Shien-Ming Wu School of Intelligent Engineering, South China University of Technology, Guangzhou, 510640, China.
The Third Affiliated Hospital, Sun Yat-sen University, Guangzhou, 510630, China.
J Neuroeng Rehabil. 2020 Apr 28;17(1):58. doi: 10.1186/s12984-020-00687-1.
Compensations are commonly observed in patients with stroke when they engage in reaching without supervision; these behaviors may be detrimental to long-term functional improvement. Automatic detection and reduction of compensation cab help patients perform tasks correctly and promote better upper extremity recovery.
Our first objective is to verify the feasibility of detecting compensation online using machine learning methods and pressure distribution data. Second objective was to investigate whether compensations of stroke survivors can be reduced by audiovisual or force feedback. The third objective was to compare the effectiveness of audiovisual and force feedback in reducing compensation.
Eight patients with stroke performed reaching tasks while pressure distribution data were recorded. Both the offline and online recognition accuracy were investigated to assess the feasibility of applying a support vector machine (SVM) based compensation detection system. During reduction of compensation, audiovisual feedback was delivered using virtual reality technology, and force feedback was delivered through a rehabilitation robot.
Good classification performance was obtained in online compensation recognition, with an average F1-score of over 0.95. Based on accurate online detection, real-time feedback significantly decreased compensations of patients with stroke in comparison with no-feedback condition (p < 0.001). Meanwhile, the difference between audiovisual and force feedback was also significant (p < 0.001) and force feedback was more effective in reducing compensation in patients with stroke.
Accurate online recognition validated the feasibility of monitoring compensations using machine learning algorithms and pressure distribution data. Reliable online detection also paved the way for reducing compensations by providing feedback to patients with stroke. Our findings suggested that real-time feedback could be an effective approach to reducing compensatory patterns and force feedback demonstrated a more enviable potential compared with audiovisual feedback.
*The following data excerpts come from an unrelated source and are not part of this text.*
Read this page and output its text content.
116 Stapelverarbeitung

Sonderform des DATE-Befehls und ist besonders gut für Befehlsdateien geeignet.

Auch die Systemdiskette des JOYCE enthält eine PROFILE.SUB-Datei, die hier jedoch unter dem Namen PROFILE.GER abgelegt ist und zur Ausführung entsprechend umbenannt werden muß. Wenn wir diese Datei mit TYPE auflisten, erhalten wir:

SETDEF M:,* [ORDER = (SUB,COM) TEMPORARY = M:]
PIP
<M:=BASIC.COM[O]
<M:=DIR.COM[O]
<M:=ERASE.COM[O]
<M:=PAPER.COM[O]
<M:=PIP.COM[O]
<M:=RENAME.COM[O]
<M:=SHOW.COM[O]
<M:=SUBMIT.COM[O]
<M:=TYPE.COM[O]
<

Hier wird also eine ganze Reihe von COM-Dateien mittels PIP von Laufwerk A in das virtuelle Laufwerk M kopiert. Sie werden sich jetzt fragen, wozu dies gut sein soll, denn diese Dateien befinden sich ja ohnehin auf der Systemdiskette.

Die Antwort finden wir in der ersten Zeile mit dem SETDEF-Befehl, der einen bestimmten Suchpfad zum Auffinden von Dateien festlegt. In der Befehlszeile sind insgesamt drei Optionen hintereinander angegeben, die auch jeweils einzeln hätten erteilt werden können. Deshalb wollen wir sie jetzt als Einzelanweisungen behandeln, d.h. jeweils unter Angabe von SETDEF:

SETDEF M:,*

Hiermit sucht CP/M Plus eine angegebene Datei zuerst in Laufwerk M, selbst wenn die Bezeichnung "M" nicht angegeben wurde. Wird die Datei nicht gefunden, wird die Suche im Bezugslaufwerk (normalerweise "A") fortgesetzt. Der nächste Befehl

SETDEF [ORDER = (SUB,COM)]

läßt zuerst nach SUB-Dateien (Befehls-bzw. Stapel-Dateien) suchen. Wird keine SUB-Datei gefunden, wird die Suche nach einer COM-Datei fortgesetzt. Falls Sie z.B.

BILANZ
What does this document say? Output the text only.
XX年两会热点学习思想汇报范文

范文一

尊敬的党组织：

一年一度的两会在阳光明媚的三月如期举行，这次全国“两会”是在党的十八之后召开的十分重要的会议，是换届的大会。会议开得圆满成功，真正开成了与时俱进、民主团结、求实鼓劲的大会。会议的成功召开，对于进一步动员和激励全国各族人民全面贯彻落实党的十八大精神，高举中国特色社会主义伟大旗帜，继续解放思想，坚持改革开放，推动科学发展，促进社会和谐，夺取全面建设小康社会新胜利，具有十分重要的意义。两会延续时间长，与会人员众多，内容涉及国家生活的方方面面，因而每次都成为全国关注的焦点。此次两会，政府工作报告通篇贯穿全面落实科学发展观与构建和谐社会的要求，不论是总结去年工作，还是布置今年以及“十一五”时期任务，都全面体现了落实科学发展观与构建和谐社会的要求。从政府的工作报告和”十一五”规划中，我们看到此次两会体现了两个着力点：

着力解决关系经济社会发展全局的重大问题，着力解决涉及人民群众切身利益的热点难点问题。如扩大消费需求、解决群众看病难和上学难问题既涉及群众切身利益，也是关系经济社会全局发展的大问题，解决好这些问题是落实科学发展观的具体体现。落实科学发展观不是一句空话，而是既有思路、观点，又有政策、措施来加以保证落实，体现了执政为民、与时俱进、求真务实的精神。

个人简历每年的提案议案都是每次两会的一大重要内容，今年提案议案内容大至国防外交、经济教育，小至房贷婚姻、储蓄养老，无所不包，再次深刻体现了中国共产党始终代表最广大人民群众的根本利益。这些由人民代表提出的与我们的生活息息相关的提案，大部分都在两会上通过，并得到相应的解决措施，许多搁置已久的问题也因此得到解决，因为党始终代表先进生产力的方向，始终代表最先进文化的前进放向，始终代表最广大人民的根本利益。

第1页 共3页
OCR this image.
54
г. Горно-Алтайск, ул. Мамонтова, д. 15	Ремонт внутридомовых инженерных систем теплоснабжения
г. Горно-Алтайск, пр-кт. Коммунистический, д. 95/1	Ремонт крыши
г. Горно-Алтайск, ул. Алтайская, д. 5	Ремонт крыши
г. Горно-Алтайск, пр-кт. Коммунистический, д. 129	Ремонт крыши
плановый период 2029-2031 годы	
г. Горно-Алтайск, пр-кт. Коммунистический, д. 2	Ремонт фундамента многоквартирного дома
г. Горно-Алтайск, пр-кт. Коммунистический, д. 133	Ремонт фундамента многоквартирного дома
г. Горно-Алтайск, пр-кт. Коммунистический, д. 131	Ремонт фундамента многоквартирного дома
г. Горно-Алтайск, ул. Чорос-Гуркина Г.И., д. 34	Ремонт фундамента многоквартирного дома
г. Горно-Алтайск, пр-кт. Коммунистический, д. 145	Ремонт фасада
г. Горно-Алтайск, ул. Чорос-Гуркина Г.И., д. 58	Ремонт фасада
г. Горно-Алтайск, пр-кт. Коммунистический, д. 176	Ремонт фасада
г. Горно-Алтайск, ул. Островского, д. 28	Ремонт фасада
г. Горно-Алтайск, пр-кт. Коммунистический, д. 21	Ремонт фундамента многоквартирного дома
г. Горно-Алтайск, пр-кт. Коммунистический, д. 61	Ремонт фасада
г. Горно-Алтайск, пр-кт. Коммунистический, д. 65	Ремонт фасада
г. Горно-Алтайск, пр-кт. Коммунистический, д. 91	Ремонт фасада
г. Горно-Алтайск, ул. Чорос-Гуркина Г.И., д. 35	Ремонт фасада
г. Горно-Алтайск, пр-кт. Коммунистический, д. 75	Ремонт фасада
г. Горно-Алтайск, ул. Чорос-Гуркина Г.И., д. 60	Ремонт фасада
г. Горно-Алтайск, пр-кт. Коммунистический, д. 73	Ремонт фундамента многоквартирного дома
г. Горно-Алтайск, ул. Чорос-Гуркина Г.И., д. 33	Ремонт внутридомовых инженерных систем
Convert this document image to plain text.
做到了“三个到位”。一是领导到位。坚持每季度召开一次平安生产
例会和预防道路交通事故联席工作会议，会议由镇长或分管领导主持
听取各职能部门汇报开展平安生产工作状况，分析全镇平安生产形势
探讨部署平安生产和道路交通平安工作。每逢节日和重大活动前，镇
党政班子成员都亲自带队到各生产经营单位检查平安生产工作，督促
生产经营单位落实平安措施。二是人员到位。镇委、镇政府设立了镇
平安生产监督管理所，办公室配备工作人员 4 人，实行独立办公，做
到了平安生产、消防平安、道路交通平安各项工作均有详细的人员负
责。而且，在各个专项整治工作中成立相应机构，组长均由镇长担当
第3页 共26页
在未经监督的情况下进行上肢伸展时,脑卒中患者通常会出现代偿行为,这些行为可能会对其长期功能恢复产生不利影响。自动检测和减少代偿有助于患者正确完成任务,促进上肢更好地恢复。
我们的首要目标是验证使用机器学习方法和压力分布数据在线检测代偿的可行性。第二个目标是研究视听或力反馈是否可以减少脑卒中幸存者的代偿。第三个目标是比较视听和力反馈在减少代偿方面的效果。
8 名脑卒中患者在记录压力分布数据的同时进行了上肢伸展任务。评估了支持向量机(SVM)补偿检测系统的离线和在线识别准确率,以验证其可行性。在减少代偿的过程中,使用虚拟现实技术提供视听反馈,通过康复机器人提供力反馈。
在线补偿识别中获得了良好的分类性能,平均 F1 评分超过 0.95。基于准确的在线检测,与无反馈相比,实时反馈显著降低了脑卒中患者的代偿行为(p<0.001)。同时,视听反馈和力反馈之间也存在显著差异(p<0.001),力反馈在减少脑卒中患者代偿方面更有效。
准确的在线识别验证了使用机器学习算法和压力分布数据监测代偿的可行性。可靠的在线检测为脑卒中患者提供反馈,为减少代偿行为铺平了道路。我们的研究结果表明,实时反馈可能是减少代偿模式的有效方法,力反馈比视听反馈具有更大的潜力。